Philippines warned over revival of death penalty in war on illegal drugs


The photo is for illustrative purposes.

Manolo B. Jara, Correspondent

A ranking Commission on Human Rights (CHR) official warned the Philippines could face sanctions from the international community if Congress would approve the call of President Rodrigo Duterte for the controversial return of the death penalty in the war on illegal drugs.

CHR Commissioner Karen Gomez-Dumpit said such sanctions could suffer consequences like the removal of the Philippines from the list of countries that benefit from lower tariffs in the European Union.

Besides, reinstating the death penalty by lethal injection would violate a UN-sponsored agreement known as the International Covenant on Civil and Political that commits to its abolition and which the Philippines is a signatory by ratifying it in 2007, Dumpit said.

There is no "opt-out provision" in the agreement as Dumpit explained in a TV interview: "It's all about commitment. It's all about confidence whether you as a state party will be able to comply and not renege on those commitments."

Dumpit insisted that reviving the death penalty would not be a deterrent, arguing that solid police work, intelligence work and proper implementation of the laws would help contain the commission of heinous crimes like illegal drugs.

Opposition Congressman Edcel Lagman of Albay province agreed with Dumpit but on another tack particularly on its repercussions to government appeals for the commutation of the death penalty on Filipinos convicted abroad.

Lagman warned the Philippines would lose its moral ascendancy in negotiating for the lifting of such death sentences already imposed on about 100 overseas Filipino workers (OFWs) mainly due to illegal drugs.

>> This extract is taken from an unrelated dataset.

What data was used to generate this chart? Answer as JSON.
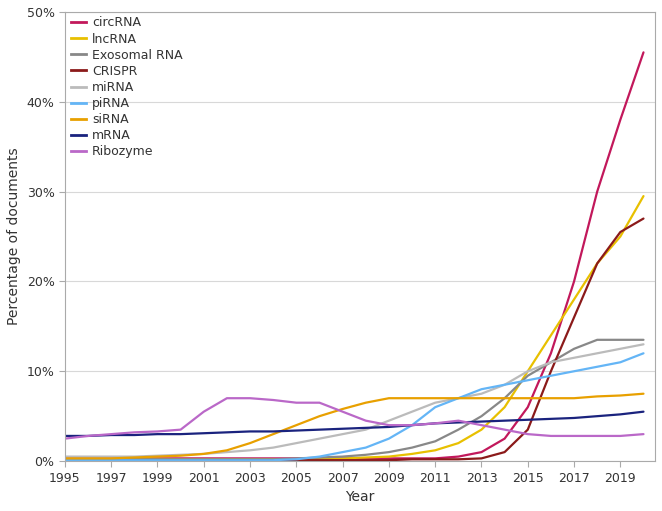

Besides, only 37 countries are implementing the death penalty "both in law and in practice" with China, Iran, Pakistan, Indonesia and South Africa accounting for 90 per cent of executions, according to Lagman.

"President Duterte's recommendation to the Congress to reimpose the death penalty aggravates his failure to disclose and discuss his administration's response to the COVID-19 pandemic which is a death sentence to countless Filipinos," he lamented.

But world boxing idol and Senator Manny Pacquiao, a staunch Duterte ally, ignored the arguments of Dumpit and Lagman in advocating the revival of the death penalty, which the country abolished during the time of then president Gloria Macapagal-Arroyo and replaced it with life imprisonment.

Pacquiao cited the urgent need for its revival, pointing out that drug lords, both foreign and local, have taken advantage of the COVID-19 pandemic to flood the country especially shabu (crystal meth), also known as the "poor man's cocaine."

Pacquiao noted that foreign drug lords in particular have capitalised on the absence of capital punishment to operate with impunity in the Philippines while it is busy containing the rapid spread of the virus.

The House has already approved the return of the death penalty but several bills are pending before the Senate, including those filed by Pacquiao and another Duterte supporter freshman Senator Ronald dela Rosa, the former chief of the Philippine National Police (PNP).